The verdicts came Monday in a Manhattan trial that lasted nearly six months and featured more than 40 witnesses. The federal court trial was the first to result from the multi-decade fraud that landed Madoff in prison for 150 years.
The jury deliberated for nearly a week before coming back with across-the-board guilty verdicts, WCBS 80's Irene Cornell reported.
The defendants are all former employees of Madoff's securities firm. They were accused of enriching themselves while telling an elaborate web of lies for decades. The fraud cheated investors of billions of dollars and duped government regulators.
Guilty Verdicts For 5 Former Madoff Employees
Those on trial were computer programmers George Perez and Jerome O'Hara; Annette Bongiorno, Madoff's longtime secretary; Daniel Bonventre, his director of operations for investments and JoAnn Crupi, an account manager.
Lawyers for the ex-employees had argued their clients, much like the investors, were duped by Madoff.
Bongiorno and Bonventre testified that they were victims, but a prosecutor successfully convinced the jury that they were "necessary players" in Madoff's scheme.
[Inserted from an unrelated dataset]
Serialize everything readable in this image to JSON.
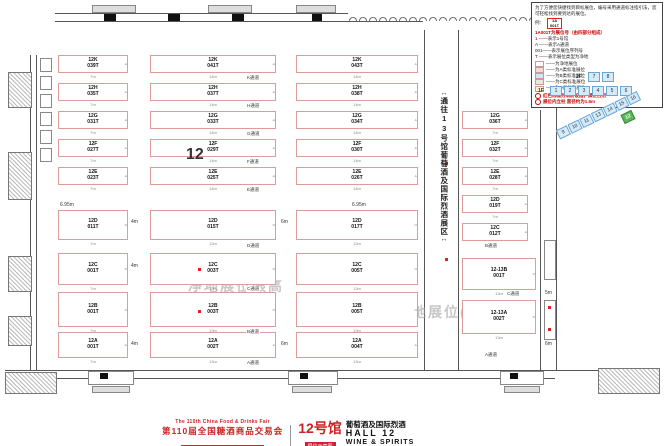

In addition to aiding Madoff, they reportedly also got tens of millions of dollars in a salary and bonuses, CBS 2's Marcia Kramer reported.
"As the jury unanimously found, these five defendants played crucial roles in constructing and maintaining the house of cards that was the Madoff investment fraud," Manhattan U.S. Attorney Preet Bharara said in a statement. "These convictions, along with the prior guilty pleas of nine other defendants, demonstrate what we have believed from the earliest stages of the investigation: this largest-ever Ponzi scheme could not have been the work of one person. The trial established that the Madoff fraud began at least as far back as the early 1970s, decades before it came to light. These defendants each played an important role in carrying out the charade, propping it up, and concealing it from regulators, auditors, taxing authorities, lenders, and investors. The scheme these defendants helped perpetrate cost innumerable investors their life savings. Now it likely will cost the defendants their freedom."
The five now face maximum jail sentences of 58 to 200 years. Nine other Madoff associates have already pleaded guilty, Kramer reported.
The centerpiece of the prosecution's case was Frank DiPascali, Madoff's former finance chief, and five other insiders who pleaded guilty and agreed to cooperate.
The massive fraud was revealed in December 2008 when Madoff ran out of money and was arrested.
He pleaded guilty to bilking investors of $20 billion and remains imprisoned in North Carolina.